De jeunes agriculteurs n’ont pas peur de risquer
Vignobles Lac-St-Jean

BORÉALIE. L’expérience menée par Jonathan Villeneuve à s’acharner à faire pousser des vignes en boréalie, s’inscrit dans la mouvance d’autres projets menés par des jeunes et visant à utiliser les ressources climatiques d’ici pour diversifier une économie agricole qui ne demande qu’à se développer.

Le projet mené par L’Orée des Bois de Notre-Dame-de-Lorette, ceux conduits par de jeunes agriculteurs dans la culture de la camerise, ou encore dans la production d’amélanche représentent des efforts en vue de remettre en culture des terres abandonnées ou encore laissées à l’abandon pour être destinées à du reboisement. Nous nous devons de reconnaître la témérité de la jeunesse et la volonté de ces jeunes de faire d’ici un endroit où nous pouvons faire autre chose que la production laitière ou la culture de bleuet.

Diversification

À bien y regarder, ces divers projets de diversification que l’on retrouve à petite échelle sont dans la quasi-totalité des cas, des projets financés par les promoteurs eux-mêmes. Le cas de Jonathan Villeneuve n’est pas à cet égard unique et il nous permet d’illustrer qu’aucune aide gouvernementale ne vient supporter les efforts fournis. Même au niveau des institutions financières, préoccupés à se porter acquéreur des terres agricoles pour la monoculture à grande échelle, on ne les retrouve pas pour supporter ces jeunes entrepreneurs.

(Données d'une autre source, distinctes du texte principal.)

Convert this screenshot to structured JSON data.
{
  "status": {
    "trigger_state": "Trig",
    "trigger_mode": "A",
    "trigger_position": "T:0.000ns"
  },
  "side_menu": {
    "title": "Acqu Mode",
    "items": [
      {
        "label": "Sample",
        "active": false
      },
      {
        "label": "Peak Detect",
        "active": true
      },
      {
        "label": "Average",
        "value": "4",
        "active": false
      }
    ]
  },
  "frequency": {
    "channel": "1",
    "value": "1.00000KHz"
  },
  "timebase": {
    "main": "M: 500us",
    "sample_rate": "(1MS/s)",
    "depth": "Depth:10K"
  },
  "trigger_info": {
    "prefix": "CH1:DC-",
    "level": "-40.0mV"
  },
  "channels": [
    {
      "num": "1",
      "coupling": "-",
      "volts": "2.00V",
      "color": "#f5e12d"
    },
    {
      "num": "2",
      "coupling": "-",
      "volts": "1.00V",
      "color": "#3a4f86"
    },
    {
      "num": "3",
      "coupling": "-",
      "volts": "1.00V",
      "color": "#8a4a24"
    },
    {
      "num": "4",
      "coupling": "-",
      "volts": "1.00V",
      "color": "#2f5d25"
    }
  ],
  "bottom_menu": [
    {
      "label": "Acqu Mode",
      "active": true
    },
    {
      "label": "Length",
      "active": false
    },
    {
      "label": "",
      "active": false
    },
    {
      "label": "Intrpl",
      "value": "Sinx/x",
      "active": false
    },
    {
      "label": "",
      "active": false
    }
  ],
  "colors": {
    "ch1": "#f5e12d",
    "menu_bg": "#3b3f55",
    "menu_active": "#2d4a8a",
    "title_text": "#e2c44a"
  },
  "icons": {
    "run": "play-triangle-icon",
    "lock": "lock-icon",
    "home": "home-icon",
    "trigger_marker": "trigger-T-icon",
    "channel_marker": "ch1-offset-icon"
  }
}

Tous ces petits projets d’entreprises agricoles contribuent non seulement à développer une industrie agroalimentaire du terroir jeannois, mais aussi à la renommée régionale en matière agricole. Tout comme se plaisent à le répéter les agriculteurs membres de l’UPA : nourrir le Québec c’est un travail de professionnels et une vocation.

Pour ces jeunes, c’est aussi une façon d’oser, d’innover, de sortir des sentiers battus et de mettre leur énergie à créer une nouvelle agriculture en boréalie. Il est rafraîchissant, voire enlevant, de constater que l’énergie de la jeunesse se met au service de toute une collectivité en contribuant à assurer son identité.